The proposed local gun ordinances would further tighten state and federal laws on gun control. State law mandates that local governments must be able to prove that someone knew about the local tighter laws, such as differing concealed carry laws, or should have known about them. This law is designed to reasonably protect those who are confused when carrying guns between jurisdictions.

City Council accepted public comment at a study session Sept. 20 on the proposed gun ordinances. Some community members told Council they support the stricter gun laws because they will make Broomfield safer. Other members of the public said the ordinances would only restrict responsible gun owners, not those who commit crimes.

At the Sept 20 study session, Jason Vahling, director of Broomfield’s Public Health and Environment, said the city and county will try to find better data on firearm deaths and injuries.

Public officials are still seeking more data, Rodgers said Tuesday.

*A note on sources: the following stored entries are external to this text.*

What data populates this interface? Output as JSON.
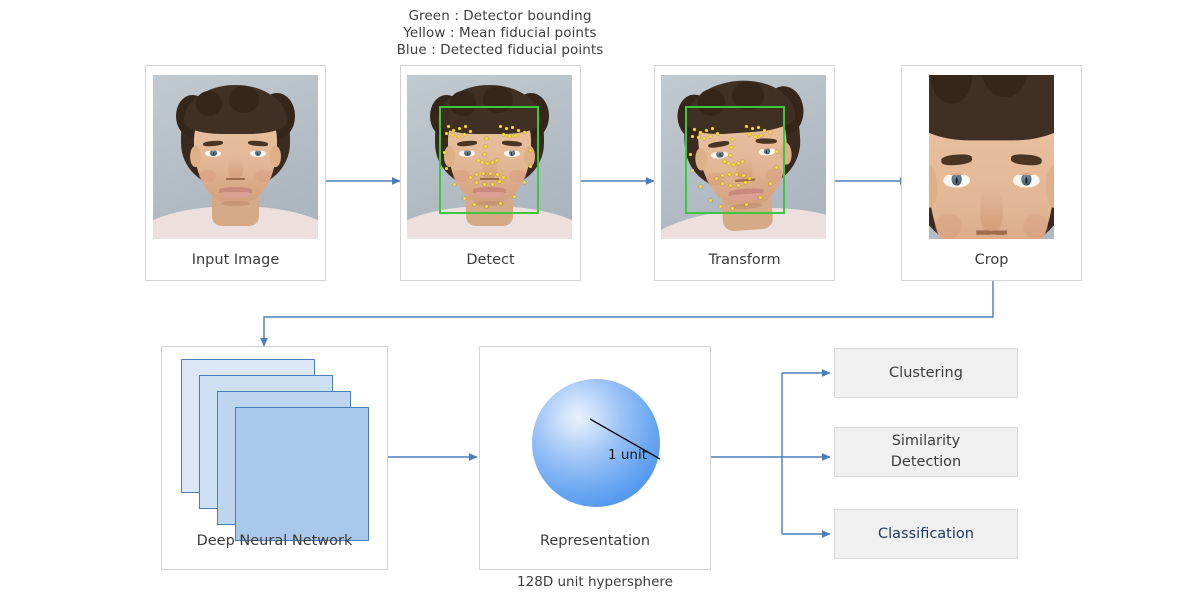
{
  "diagram": {
    "title": "Face recognition pipeline",
    "legend": {
      "lines": [
        "Green : Detector bounding",
        "Yellow : Mean fiducial points",
        "Blue :  Detected fiducial points"
      ],
      "colors": {
        "green": "#3ec73e",
        "yellow": "#ffe21f",
        "blue": "#4a7ebb"
      }
    },
    "stages": [
      {
        "id": "input-image",
        "label": "Input Image",
        "has_detector_box": false,
        "has_fiducials": false
      },
      {
        "id": "detect",
        "label": "Detect",
        "has_detector_box": true,
        "has_fiducials": true
      },
      {
        "id": "transform",
        "label": "Transform",
        "has_detector_box": true,
        "has_fiducials": true
      },
      {
        "id": "crop",
        "label": "Crop",
        "has_detector_box": false,
        "has_fiducials": false
      }
    ],
    "neural_network": {
      "label": "Deep Neural Network",
      "layer_count": 4,
      "layer_colors": [
        "#dbe7f6",
        "#cddff3",
        "#bed5f0",
        "#a9c8ea"
      ],
      "layer_border": "#4a7ebb"
    },
    "representation": {
      "label": "Representation",
      "radius_label": "1 unit",
      "caption": "128D unit hypersphere",
      "sphere_color": "#4d93ee"
    },
    "outputs": [
      {
        "id": "clustering",
        "label": "Clustering",
        "color": "#3b3b3b"
      },
      {
        "id": "similarity-detection",
        "label": "Similarity\nDetection",
        "color": "#3b3b3b"
      },
      {
        "id": "classification",
        "label": "Classification",
        "color": "#1f3864"
      }
    ],
    "connector_color": "#4a7ebb"
  }
}
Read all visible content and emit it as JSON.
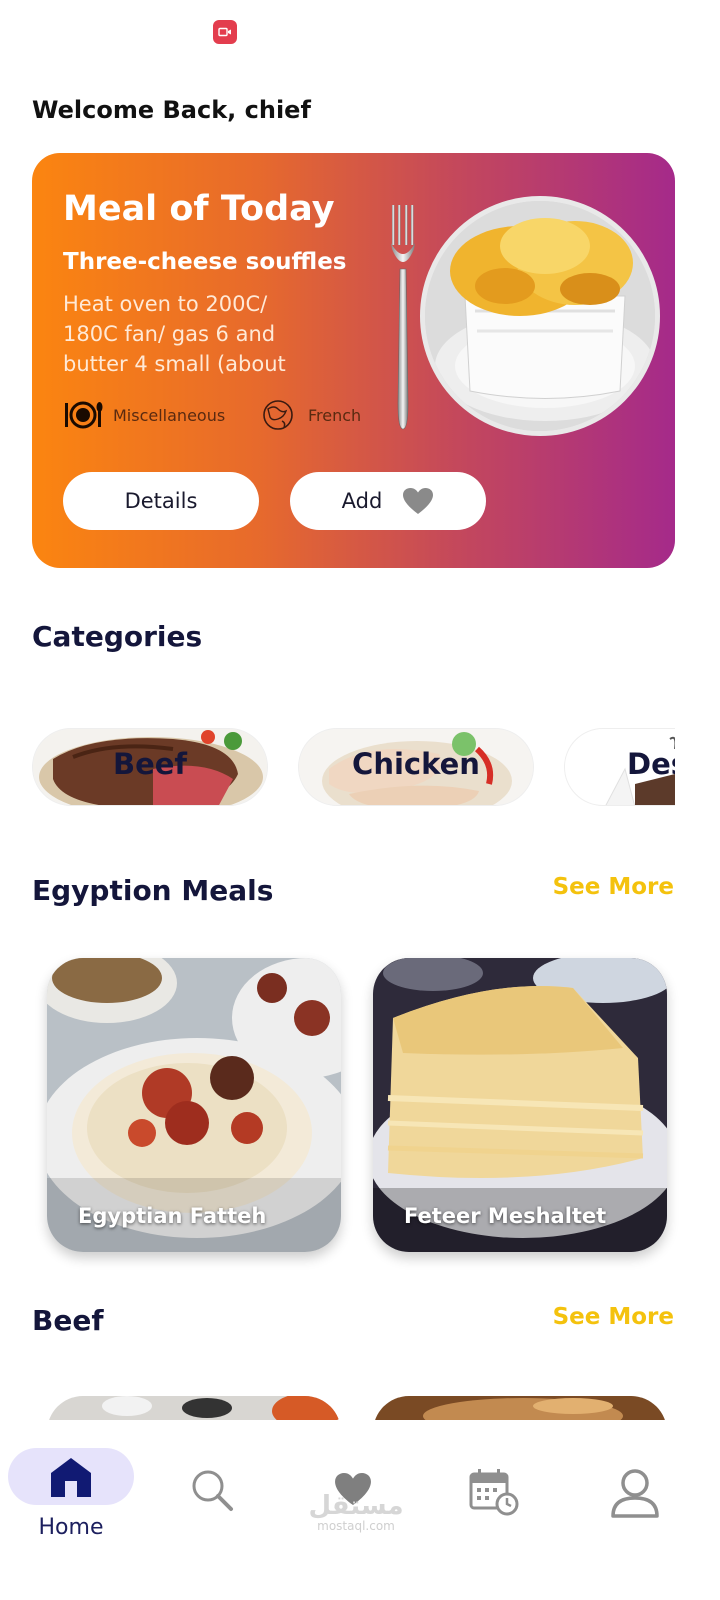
{
  "header": {
    "welcome": "Welcome Back, chief"
  },
  "meal_of_today": {
    "title": "Meal of Today",
    "name": "Three-cheese souffles",
    "description_lines": [
      "Heat oven to 200C/",
      "180C fan/ gas 6 and",
      "butter 4 small (about"
    ],
    "category": "Miscellaneous",
    "area": "French",
    "details_label": "Details",
    "add_label": "Add"
  },
  "categories": {
    "title": "Categories",
    "items": [
      "Beef",
      "Chicken",
      "Des"
    ]
  },
  "egyptian": {
    "title": "Egyption Meals",
    "see_more": "See More",
    "meals": [
      "Egyptian Fatteh",
      "Feteer Meshaltet"
    ]
  },
  "beef": {
    "title": "Beef",
    "see_more": "See More"
  },
  "nav": {
    "home_label": "Home",
    "items": [
      "home-icon",
      "search-icon",
      "heart-icon",
      "calendar-icon",
      "profile-icon"
    ]
  },
  "watermark": {
    "arabic": "مستقل",
    "latin": "mostaql.com"
  },
  "colors": {
    "accent": "#f4c20d",
    "navy": "#14163b",
    "nav_pill": "#e6e3fb"
  }
}
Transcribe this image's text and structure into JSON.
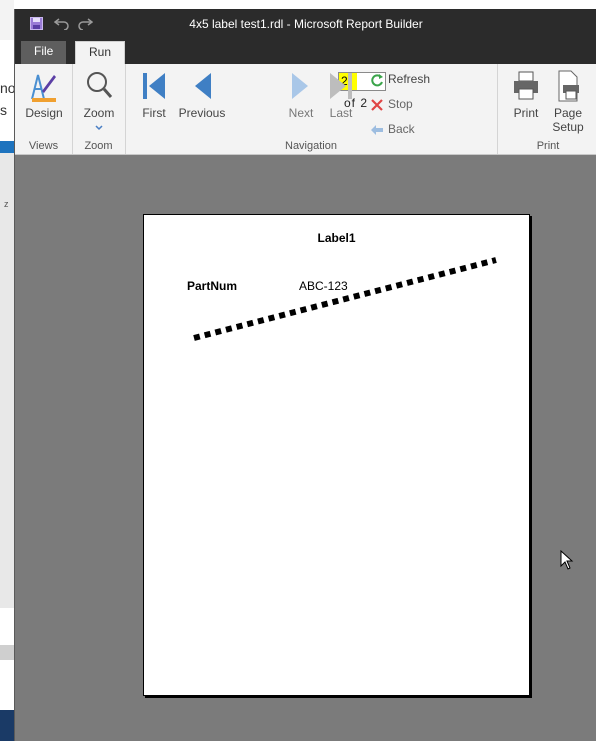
{
  "background_app": {
    "text_line1": "no",
    "text_line2": "s",
    "text_line3": "z"
  },
  "window": {
    "title": "4x5 label test1.rdl - Microsoft Report Builder"
  },
  "tabs": [
    {
      "label": "File"
    },
    {
      "label": "Run"
    }
  ],
  "ribbon": {
    "views": {
      "group_label": "Views",
      "design_label": "Design"
    },
    "zoom": {
      "group_label": "Zoom",
      "zoom_label": "Zoom"
    },
    "navigation": {
      "group_label": "Navigation",
      "first_label": "First",
      "previous_label": "Previous",
      "current_page": "2",
      "of_pages": "of 2",
      "next_label": "Next",
      "last_label": "Last",
      "refresh_label": "Refresh",
      "stop_label": "Stop",
      "back_label": "Back"
    },
    "print": {
      "group_label": "Print",
      "print_label": "Print",
      "page_setup_label": "Page Setup"
    }
  },
  "report": {
    "title": "Label1",
    "field_label": "PartNum",
    "field_value": "ABC-123"
  },
  "colors": {
    "highlight": "#ffff00",
    "nav_blue": "#3f7fc4",
    "title_bar": "#2b2b2b"
  }
}
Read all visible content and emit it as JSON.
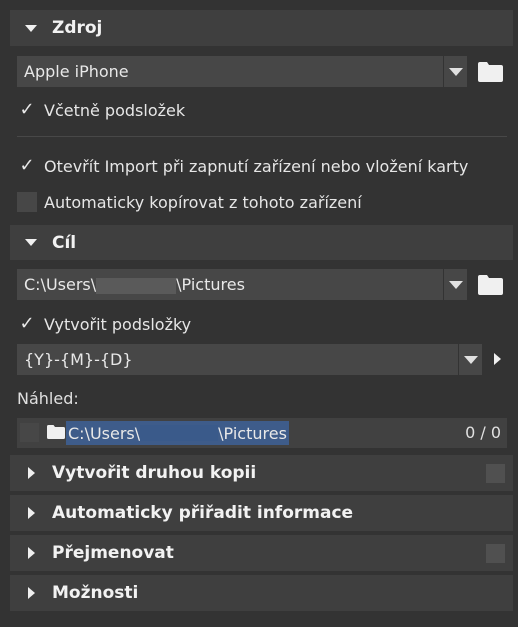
{
  "source": {
    "title": "Zdroj",
    "device_value": "Apple iPhone",
    "include_subfolders_label": "Včetně podsložek",
    "include_subfolders_checked": true,
    "open_import_label": "Otevřít Import při zapnutí zařízení nebo vložení karty",
    "open_import_checked": true,
    "auto_copy_label": "Automaticky kopírovat z tohoto zařízení",
    "auto_copy_checked": false
  },
  "destination": {
    "title": "Cíl",
    "path_prefix": "C:\\Users\\",
    "path_suffix": "\\Pictures",
    "create_subfolders_label": "Vytvořit podsložky",
    "create_subfolders_checked": true,
    "subfolder_pattern": "{Y}-{M}-{D}",
    "preview_label": "Náhled:",
    "preview_path_prefix": "C:\\Users\\",
    "preview_path_suffix": "\\Pictures",
    "preview_count": "0 / 0"
  },
  "collapsed_sections": [
    {
      "title": "Vytvořit druhou kopii",
      "has_checkbox": true
    },
    {
      "title": "Automaticky přiřadit informace",
      "has_checkbox": false
    },
    {
      "title": "Přejmenovat",
      "has_checkbox": true
    },
    {
      "title": "Možnosti",
      "has_checkbox": false
    }
  ],
  "colors": {
    "panel_bg": "#333333",
    "header_bg": "#3f3f3f",
    "control_bg": "#474747",
    "selection": "#3e5c8a"
  },
  "icons": {
    "folder": "folder-icon",
    "dropdown": "chevron-down-icon",
    "expand": "triangle-right-icon",
    "collapse": "triangle-down-icon"
  }
}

Under Broomfield’s current city code, a person without a concealed carry license can only have a gun on their own property. Guns can’t be fired in the city, and open-carrying can’t occur anywhere that signs prohibit it.

State law bans machine guns, silencers, short shotguns and armor-piercing ammunition, among other types of guns. Concealed handguns are banned in schools.

Broomfield’s proposed gun ordinances are scheduled for a first reading at the City Council meeting Nov. 1.